Last Friday and Saturday I attended the Teaching Consumer Law Conference hosted by the University of Houston Law Center. There were a number of terrific presentations, but Christopher Peterson’s presentation on Mortgage Electronic Registration System, Inc. (MERS) really caught my attention.

MERS is a privately held company that “registers” mortgages. Ordinarily, the mortgagee (lender) must record its interest in the mortgage in the county land records. Any subsequent transfers of the mortgagee’s interest (for example, in the securitization process) must also be recorded. MERS short circuits this multiple recording process. Instead, the lender includes language in the Deed of Trust or Mortgage describing MERS as “a separate corporation that is acting solely as a nominee for Lender and Lender’s successors and assigns. MERS is the mortgagee under this Security Instrument.” MERS is recorded as the mortgagee in the county land records. Although MERS does not lend money, service the mortgage, or receive any of the payment stream from the mortgage, it remains as “nominee” through all future transfers. As a result, any subsequent transfers of interest in the mortgage are recorded only in MERS electronic system -- not in the county land records. According to MERS, it “now registers more than half the mortgage loans originated in the United States.”

Increasingly, foreclosure actions are being brought in MERS name. Professor Peterson questions whether MERS as “nominee” has standing to bring foreclosure actions. A few courts have agreed with him, but other courts conclude MERS has standing. (See here for a summary.) Professor Peterson believes that the MERS system may have other legal deficiencies. He questions whether subsequent transfers of the mortgagee interests are properly perfected if they are only recorded in the MERS system and not the county records. He also believes it may be appropriate to treat MERS as a debt collector under the Fair Debt Collection Act. I look forward to reading Professor Peterson’s completed article.

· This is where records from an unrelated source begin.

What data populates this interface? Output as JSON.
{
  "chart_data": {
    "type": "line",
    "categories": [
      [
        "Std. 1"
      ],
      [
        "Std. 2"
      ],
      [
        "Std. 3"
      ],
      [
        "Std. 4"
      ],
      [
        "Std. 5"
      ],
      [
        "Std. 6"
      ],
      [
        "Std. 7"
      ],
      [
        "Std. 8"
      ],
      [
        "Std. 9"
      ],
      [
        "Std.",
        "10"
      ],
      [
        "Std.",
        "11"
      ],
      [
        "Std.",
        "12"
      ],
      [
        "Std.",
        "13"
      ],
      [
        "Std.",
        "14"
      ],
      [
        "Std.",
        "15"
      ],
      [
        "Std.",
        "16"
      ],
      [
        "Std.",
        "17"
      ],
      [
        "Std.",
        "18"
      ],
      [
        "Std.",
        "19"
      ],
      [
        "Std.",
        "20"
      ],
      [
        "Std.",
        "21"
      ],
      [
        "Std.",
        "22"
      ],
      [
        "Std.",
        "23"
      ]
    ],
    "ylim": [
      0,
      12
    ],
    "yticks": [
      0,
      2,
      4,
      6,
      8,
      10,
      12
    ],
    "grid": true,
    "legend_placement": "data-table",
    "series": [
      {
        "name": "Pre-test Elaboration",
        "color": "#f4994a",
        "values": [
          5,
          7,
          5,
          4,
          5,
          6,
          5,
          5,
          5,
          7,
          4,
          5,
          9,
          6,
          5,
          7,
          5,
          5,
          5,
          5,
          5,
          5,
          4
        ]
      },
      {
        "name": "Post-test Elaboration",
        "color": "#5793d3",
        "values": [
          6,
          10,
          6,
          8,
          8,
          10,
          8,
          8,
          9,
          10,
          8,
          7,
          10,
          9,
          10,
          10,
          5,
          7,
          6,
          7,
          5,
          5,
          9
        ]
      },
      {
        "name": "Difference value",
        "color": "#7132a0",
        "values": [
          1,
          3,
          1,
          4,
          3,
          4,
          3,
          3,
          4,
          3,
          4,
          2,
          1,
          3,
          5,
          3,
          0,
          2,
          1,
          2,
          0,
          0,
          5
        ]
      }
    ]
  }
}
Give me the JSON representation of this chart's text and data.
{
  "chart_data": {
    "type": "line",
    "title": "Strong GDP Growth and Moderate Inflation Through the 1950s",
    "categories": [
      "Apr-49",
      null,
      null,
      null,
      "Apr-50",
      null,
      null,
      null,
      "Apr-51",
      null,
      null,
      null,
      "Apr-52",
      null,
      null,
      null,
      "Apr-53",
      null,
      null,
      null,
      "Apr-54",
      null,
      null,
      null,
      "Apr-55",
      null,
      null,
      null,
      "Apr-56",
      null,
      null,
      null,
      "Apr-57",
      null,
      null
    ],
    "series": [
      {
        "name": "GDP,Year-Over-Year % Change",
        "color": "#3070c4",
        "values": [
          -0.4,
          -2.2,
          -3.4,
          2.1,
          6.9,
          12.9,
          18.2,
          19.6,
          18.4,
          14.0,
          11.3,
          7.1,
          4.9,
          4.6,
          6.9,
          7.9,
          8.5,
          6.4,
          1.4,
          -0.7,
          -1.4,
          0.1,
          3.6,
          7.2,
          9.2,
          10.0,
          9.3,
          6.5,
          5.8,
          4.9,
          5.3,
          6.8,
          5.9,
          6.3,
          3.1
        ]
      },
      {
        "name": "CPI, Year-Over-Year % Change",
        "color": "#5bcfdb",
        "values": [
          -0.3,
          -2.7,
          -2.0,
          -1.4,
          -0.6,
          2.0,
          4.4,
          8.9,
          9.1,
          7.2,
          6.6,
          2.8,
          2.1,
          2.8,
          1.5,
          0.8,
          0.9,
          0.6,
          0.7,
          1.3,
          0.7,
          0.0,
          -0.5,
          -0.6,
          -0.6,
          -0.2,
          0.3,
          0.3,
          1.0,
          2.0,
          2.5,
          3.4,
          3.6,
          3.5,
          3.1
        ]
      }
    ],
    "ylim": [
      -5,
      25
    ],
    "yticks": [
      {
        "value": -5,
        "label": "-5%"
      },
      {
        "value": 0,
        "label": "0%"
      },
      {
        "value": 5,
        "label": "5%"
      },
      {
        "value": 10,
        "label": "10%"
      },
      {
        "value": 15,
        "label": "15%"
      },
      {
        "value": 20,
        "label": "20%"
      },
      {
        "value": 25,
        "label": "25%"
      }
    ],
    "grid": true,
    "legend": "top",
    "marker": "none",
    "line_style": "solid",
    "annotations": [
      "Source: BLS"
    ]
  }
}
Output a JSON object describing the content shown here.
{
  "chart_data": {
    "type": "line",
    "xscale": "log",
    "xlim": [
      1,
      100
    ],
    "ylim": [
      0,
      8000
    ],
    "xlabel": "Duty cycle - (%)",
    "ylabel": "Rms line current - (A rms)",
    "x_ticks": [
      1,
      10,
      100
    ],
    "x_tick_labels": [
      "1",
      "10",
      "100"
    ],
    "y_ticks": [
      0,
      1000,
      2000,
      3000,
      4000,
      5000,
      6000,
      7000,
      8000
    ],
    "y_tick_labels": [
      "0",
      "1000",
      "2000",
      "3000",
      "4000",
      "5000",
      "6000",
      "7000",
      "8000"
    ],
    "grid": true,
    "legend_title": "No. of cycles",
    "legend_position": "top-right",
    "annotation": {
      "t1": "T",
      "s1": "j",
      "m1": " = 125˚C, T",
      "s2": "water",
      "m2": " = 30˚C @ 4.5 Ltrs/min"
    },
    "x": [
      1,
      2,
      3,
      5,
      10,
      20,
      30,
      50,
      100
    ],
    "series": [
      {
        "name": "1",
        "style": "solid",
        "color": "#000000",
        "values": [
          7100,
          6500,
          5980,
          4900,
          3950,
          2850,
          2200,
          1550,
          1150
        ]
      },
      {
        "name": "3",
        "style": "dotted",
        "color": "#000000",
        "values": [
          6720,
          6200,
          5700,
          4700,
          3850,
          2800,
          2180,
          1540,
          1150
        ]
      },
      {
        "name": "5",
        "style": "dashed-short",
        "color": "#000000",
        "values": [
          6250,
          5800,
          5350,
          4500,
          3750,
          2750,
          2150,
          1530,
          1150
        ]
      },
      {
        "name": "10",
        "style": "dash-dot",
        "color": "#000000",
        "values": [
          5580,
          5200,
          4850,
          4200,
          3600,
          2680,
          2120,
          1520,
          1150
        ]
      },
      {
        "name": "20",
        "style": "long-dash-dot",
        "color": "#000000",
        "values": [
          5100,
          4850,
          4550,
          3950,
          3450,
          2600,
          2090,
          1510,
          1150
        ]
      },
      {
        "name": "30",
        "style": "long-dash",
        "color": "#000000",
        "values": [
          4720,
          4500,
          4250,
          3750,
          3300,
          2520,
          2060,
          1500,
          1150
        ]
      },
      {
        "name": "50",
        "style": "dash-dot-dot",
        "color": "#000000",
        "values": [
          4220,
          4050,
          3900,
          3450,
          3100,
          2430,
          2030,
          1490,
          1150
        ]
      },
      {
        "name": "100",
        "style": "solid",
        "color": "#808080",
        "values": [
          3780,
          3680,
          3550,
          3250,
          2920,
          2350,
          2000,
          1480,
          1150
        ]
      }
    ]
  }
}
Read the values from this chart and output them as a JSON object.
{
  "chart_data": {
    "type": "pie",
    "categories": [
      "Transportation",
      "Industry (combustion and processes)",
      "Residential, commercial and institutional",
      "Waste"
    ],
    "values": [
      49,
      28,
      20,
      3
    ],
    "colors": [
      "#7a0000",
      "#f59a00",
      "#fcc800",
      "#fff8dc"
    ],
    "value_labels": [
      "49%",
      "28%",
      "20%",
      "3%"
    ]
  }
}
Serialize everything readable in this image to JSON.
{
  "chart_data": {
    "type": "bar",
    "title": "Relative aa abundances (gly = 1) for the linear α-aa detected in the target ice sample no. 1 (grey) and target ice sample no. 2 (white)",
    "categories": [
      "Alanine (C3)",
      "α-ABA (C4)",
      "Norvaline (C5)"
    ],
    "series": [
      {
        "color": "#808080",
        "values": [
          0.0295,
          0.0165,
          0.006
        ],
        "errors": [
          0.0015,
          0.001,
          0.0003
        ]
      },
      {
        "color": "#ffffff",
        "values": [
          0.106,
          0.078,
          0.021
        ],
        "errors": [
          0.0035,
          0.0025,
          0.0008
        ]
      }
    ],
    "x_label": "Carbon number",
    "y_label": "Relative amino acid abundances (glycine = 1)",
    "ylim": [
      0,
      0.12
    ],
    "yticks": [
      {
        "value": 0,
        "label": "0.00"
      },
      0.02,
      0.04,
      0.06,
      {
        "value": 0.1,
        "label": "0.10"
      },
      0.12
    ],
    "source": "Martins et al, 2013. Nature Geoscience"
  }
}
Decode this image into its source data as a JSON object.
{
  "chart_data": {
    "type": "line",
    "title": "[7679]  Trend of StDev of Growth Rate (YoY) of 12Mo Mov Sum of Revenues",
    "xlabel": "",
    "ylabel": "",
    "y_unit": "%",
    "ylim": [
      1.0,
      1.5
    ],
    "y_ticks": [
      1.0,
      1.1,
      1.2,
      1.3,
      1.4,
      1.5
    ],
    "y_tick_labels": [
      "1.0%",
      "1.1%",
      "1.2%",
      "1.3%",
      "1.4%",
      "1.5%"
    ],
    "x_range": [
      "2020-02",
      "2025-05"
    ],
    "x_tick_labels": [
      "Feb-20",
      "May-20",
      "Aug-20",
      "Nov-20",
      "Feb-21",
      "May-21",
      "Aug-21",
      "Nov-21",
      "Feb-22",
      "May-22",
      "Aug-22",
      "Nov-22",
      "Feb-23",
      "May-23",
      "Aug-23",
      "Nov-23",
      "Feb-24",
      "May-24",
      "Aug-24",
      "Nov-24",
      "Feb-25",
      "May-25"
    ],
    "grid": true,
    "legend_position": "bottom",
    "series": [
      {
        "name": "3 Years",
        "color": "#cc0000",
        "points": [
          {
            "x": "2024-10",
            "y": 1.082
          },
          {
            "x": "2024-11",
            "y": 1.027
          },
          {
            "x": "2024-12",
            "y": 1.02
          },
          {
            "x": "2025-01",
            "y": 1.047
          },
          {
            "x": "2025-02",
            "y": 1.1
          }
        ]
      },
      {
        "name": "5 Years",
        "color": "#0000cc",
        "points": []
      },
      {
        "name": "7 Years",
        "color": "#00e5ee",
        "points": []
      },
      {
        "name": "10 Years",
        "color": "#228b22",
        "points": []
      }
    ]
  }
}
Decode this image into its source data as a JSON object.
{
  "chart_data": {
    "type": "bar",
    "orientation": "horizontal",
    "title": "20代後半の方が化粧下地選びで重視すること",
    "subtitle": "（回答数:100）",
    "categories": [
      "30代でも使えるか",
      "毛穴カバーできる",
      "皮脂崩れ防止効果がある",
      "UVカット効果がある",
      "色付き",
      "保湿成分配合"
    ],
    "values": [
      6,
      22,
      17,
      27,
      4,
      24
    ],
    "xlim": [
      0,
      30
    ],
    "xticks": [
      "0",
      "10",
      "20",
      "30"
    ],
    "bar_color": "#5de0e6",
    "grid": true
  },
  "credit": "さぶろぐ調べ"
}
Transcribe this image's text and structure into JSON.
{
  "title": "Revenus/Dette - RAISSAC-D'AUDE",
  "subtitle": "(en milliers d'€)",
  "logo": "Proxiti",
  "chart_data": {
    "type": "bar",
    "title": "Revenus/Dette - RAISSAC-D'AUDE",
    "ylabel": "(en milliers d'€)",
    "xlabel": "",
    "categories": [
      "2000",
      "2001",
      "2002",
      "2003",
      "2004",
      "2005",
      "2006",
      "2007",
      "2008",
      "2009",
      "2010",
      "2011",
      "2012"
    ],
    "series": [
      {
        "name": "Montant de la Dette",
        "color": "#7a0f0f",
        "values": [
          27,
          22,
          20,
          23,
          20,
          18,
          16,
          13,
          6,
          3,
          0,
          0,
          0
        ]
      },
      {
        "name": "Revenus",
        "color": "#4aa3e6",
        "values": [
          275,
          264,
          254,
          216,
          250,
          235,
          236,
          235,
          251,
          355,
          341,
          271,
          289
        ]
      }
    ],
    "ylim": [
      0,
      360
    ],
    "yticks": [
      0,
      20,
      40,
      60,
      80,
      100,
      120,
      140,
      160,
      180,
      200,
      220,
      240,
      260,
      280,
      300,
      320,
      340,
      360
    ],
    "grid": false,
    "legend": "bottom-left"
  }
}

While I have not fully analyzed the legal implications of MERS’s business plan, it seems to me that MERS's innovation of electronically tracking mortgage interests was only a matter of time. It is cumbersome and costly to file and search in the paper land records in each county. States have already consolidated and digitized records for security interests in personal property. Of course, the personal property recording systems are still state government systems. In contrast, MERS is a nation-wide private company owned partly by some mortgage lenders. MERS will end up with a lot of bad publicity if a very large number of foreclosure actions are brought in its name, particularly if it appears that the MERS system was used to hide the ball from consumers.